Smokers, even if they averaged less than one cigarette a day over their entire lifetime, were 64 percent more likely to die early than those who never smoked, according to research from the National Cancer Institute.
The risk jumped to 87 percent for those who averaged one to 10 cigarettes a day, identified as “low-intensity” smokers.
Low-intensity smokers who quit had a lower risk of early death than current low-intensity smokers.
That risk fell further the younger smokers were when they quit.
Lung cancer was the leading cause of death for smokers in the study, with low-intensity smokers having a 12 times higher risk of dying from lung cancer than non-smokers. Even people who smoked less than a cigarette per day had nine times higher risk of early death from lung cancer.
The risk of early death from emphysema and other respiratory diseases was six times higher in low-intensity smokers. The risk from cardiovascular disease was one and a half times higher than in people who never smoked.

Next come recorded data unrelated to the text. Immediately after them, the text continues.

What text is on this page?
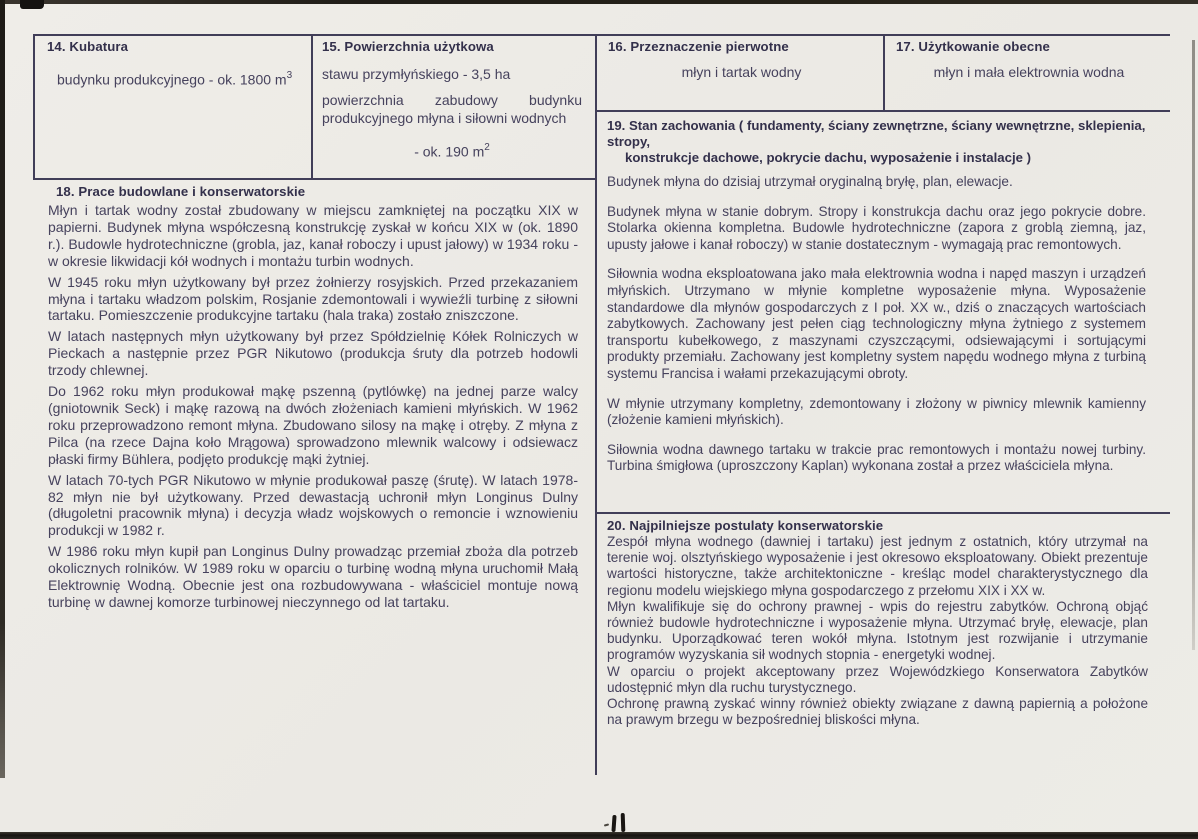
14. Kubatura
budynku produkcyjnego - ok. 1800 $m^3$
15. Powierzchnia użytkowa
stawu przymłyńskiego - 3,5 ha
powierzchnia zabudowy budynku produkcyjnego młyna i siłowni wodnych
- ok. 190 $m^2$
16. Przeznaczenie pierwotne
młyn i tartak wodny
17. Użytkowanie obecne
młyn i mała elektrownia wodna
19. Stan zachowania ( fundamenty, ściany zewnętrzne, ściany wewnętrzne, sklepienia, stropy,
konstrukcje dachowe, pokrycie dachu, wyposażenie i instalacje )

Budynek młyna do dzisiaj utrzymał oryginalną bryłę, plan, elewacje.

Budynek młyna w stanie dobrym. Stropy i konstrukcja dachu oraz jego pokrycie dobre. Stolarka okienna kompletna. Budowle hydrotechniczne (zapora z groblą ziemną, jaz, upusty jałowe i kanał roboczy) w stanie dostatecznym - wymagają prac remontowych.

Siłownia wodna eksploatowana jako mała elektrownia wodna i napęd maszyn i urządzeń młyńskich. Utrzymano w młynie kompletne wyposażenie młyna. Wyposażenie standardowe dla młynów gospodarczych z I poł. XX w., dziś o znaczących wartościach zabytkowych. Zachowany jest pełen ciąg technologiczny młyna żytniego z systemem transportu kubełkowego, z maszynami czyszczącymi, odsiewającymi i sortującymi produkty przemiału. Zachowany jest kompletny system napędu wodnego młyna z turbiną systemu Francisa i wałami przekazującymi obroty.

W młynie utrzymany kompletny, zdemontowany i złożony w piwnicy mlewnik kamienny (złożenie kamieni młyńskich).

Siłownia wodna dawnego tartaku w trakcie prac remontowych i montażu nowej turbiny. Turbina śmigłowa (uproszczony Kaplan) wykonana został a przez właściciela młyna.

18. Prace budowlane i konserwatorskie

Młyn i tartak wodny został zbudowany w miejscu zamkniętej na początku XIX w papierni. Budynek młyna współczesną konstrukcję zyskał w końcu XIX w (ok. 1890 r.). Budowle hydrotechniczne (grobla, jaz, kanał roboczy i upust jałowy) w 1934 roku - w okresie likwidacji kół wodnych i montażu turbin wodnych.

W 1945 roku młyn użytkowany był przez żołnierzy rosyjskich. Przed przekazaniem młyna i tartaku władzom polskim, Rosjanie zdemontowali i wywieźli turbinę z siłowni tartaku. Pomieszczenie produkcyjne tartaku (hala traka) zostało zniszczone.

W latach następnych młyn użytkowany był przez Spółdzielnię Kółek Rolniczych w Pieckach a następnie przez PGR Nikutowo (produkcja śruty dla potrzeb hodowli trzody chlewnej.

Do 1962 roku młyn produkował mąkę pszenną (pytlówkę) na jednej parze walcy (gniotownik Seck) i mąkę razową na dwóch złożeniach kamieni młyńskich. W 1962 roku przeprowadzono remont młyna. Zbudowano silosy na mąkę i otręby. Z młyna z Pilca (na rzece Dajna koło Mrągowa) sprowadzono mlewnik walcowy i odsiewacz płaski firmy Bühlera, podjęto produkcję mąki żytniej.

W latach 70-tych PGR Nikutowo w młynie produkował paszę (śrutę). W latach 1978-82 młyn nie był użytkowany. Przed dewastacją uchronił młyn Longinus Dulny (długoletni pracownik młyna) i decyzja władz wojskowych o remoncie i wznowieniu produkcji w 1982 r.

W 1986 roku młyn kupił pan Longinus Dulny prowadząc przemiał zboża dla potrzeb okolicznych rolników. W 1989 roku w oparciu o turbinę wodną młyna uruchomił Małą Elektrownię Wodną. Obecnie jest ona rozbudowywana - właściciel montuje nową turbinę w dawnej komorze turbinowej nieczynnego od lat tartaku.

20. Najpilniejsze postulaty konserwatorskie

Zespół młyna wodnego (dawniej i tartaku) jest jednym z ostatnich, który utrzymał na terenie woj. olsztyńskiego wyposażenie i jest okresowo eksploatowany. Obiekt prezentuje wartości historyczne, także architektoniczne - kreśląc model charakterystycznego dla regionu modelu wiejskiego młyna gospodarczego z przełomu XIX i XX w.

Młyn kwalifikuje się do ochrony prawnej - wpis do rejestru zabytków. Ochroną objąć również budowle hydrotechniczne i wyposażenie młyna. Utrzymać bryłę, elewacje, plan budynku. Uporządkować teren wokół młyna. Istotnym jest rozwijanie i utrzymanie programów wyzyskania sił wodnych stopnia - energetyki wodnej.

W oparciu o projekt akceptowany przez Wojewódzkiego Konserwatora Zabytków udostępnić młyn dla ruchu turystycznego.

Ochronę prawną zyskać winny również obiekty związane z dawną papiernią a położone na prawym brzegu w bezpośredniej bliskości młyna.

Researchers used data from more than 290,000 adults, ages 59 to 82 enrolled in the National Institutes of Health-AARP Diet and Health Study. Participants reported their smoking patters from before they were 15 until age 70. Over all the years they smoked, 159 said they smoked less than a cigarette a day. And nearly 1,500 said they smoked between one and 10 cigarettes a day.
Despite most participants being older whites, study authors wrote that they predict the results would be similar among other groups. “All smokers, no matter how few cigarettes they smoke per day, should be encouraged and assisted to quit,” wrote authors of the study, which appeared Monday in the Journal of the American Medical Association-Internal Medicine.

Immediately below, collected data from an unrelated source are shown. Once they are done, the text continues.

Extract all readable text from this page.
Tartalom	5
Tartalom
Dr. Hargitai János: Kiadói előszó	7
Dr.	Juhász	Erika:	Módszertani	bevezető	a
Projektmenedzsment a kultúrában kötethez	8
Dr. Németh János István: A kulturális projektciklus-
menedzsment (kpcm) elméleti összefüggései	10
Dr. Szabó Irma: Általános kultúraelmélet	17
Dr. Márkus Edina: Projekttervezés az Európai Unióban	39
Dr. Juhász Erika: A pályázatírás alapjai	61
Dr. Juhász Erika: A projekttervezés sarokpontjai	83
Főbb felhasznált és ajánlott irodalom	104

More study is needed about differences in the risk of death for people who smoked every few days, ever other day or once a week, authors wrote.
The results could have health implications for people who are low-intensity cigarette-smokers who also use e-cigarettes or other tobacco products, according to researchers.
Tobacco use is the No. 1 preventable cause of death in the United States, killing more than 480,000 Americans and costing about $170 billion in health-care expenses each year. According to the American Heart Association, it contributes to the buildup of plaque in the arteries, which can lead to heart attacks and strokes.